Wednesday, December 31, 2008

Hash Brown Casserole

I like hash browns. WAY more than I like homefries. My husband is the exact opposite. In case you are scratching your head wondering what the difference is, at least in our little world, hash browns are shredded and homefries are cubed. I just love the crispiness of shredded and fried potatoes! :)

I found this recipe for hash brown casserole from Southern Living and got really excited...until I realized it called for "cubed hash browns." Impossible! No such thing! But then I found then in the freezer aisle and while I still think hashbrowns should be shredded, this recipe turned out really well! And it is one of those great recipes that you prepare the night before and let sit overnight so all you have to do in the morning is pop it in the oven!

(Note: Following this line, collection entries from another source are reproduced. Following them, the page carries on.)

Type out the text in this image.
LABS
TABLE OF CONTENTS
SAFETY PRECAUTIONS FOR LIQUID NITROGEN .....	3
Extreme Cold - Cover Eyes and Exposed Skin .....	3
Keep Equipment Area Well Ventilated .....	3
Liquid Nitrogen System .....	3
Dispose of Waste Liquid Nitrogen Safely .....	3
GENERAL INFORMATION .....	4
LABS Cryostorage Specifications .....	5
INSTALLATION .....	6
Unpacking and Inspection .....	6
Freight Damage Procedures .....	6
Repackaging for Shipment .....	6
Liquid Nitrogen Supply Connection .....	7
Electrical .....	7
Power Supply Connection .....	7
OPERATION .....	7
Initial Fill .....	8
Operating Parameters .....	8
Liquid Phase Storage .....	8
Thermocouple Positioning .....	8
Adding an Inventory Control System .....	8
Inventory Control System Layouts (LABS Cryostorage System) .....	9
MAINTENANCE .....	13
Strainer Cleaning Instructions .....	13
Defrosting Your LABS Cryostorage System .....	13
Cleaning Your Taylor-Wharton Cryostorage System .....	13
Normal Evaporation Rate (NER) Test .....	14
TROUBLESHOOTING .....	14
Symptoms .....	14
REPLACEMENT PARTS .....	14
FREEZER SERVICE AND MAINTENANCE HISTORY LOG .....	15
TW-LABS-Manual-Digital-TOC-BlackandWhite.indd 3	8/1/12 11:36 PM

Hash Brown Breakfast Casserole

1 pound ground hot pork sausage
1/4 cup chopped onion
2 1/2 cups frozen cubed hash browns
5 large eggs, lightly beaten
2 cups (8 ounces) shredded sharp Cheddar cheese
1 3/4 cups milk
1 cup all-purpose baking mix
1/4 teaspoon salt
1/4 teaspoon pepper
Toppings: picante sauce or green hot sauce, sour cream
Garnish: fresh parsley sprigs

1. Cook sausage and onion in a large skillet over medium-high heat 5 minutes or until meat crumbles. Stir in hash browns, and cook 5 to 7 minutes or until sausage is no longer pink and potatoes are lightly browned. Drain mixture on paper towels; spoon into a greased 13- x 9-inch baking dish.

2. Stir together eggs, cheese, and next 4 ingredients; pour evenly over sausage mixture, stirring well. Cover and chill 8 hours.

3. Bake, covered with nonstick foil, at 350° for 45 minutes. Uncover and bake 10 to 15 more minutes or until a wooden pick inserted in the center comes out clean. Remove from oven, and let stand 5 minutes. Serve with desired toppings. Garnish, if desired.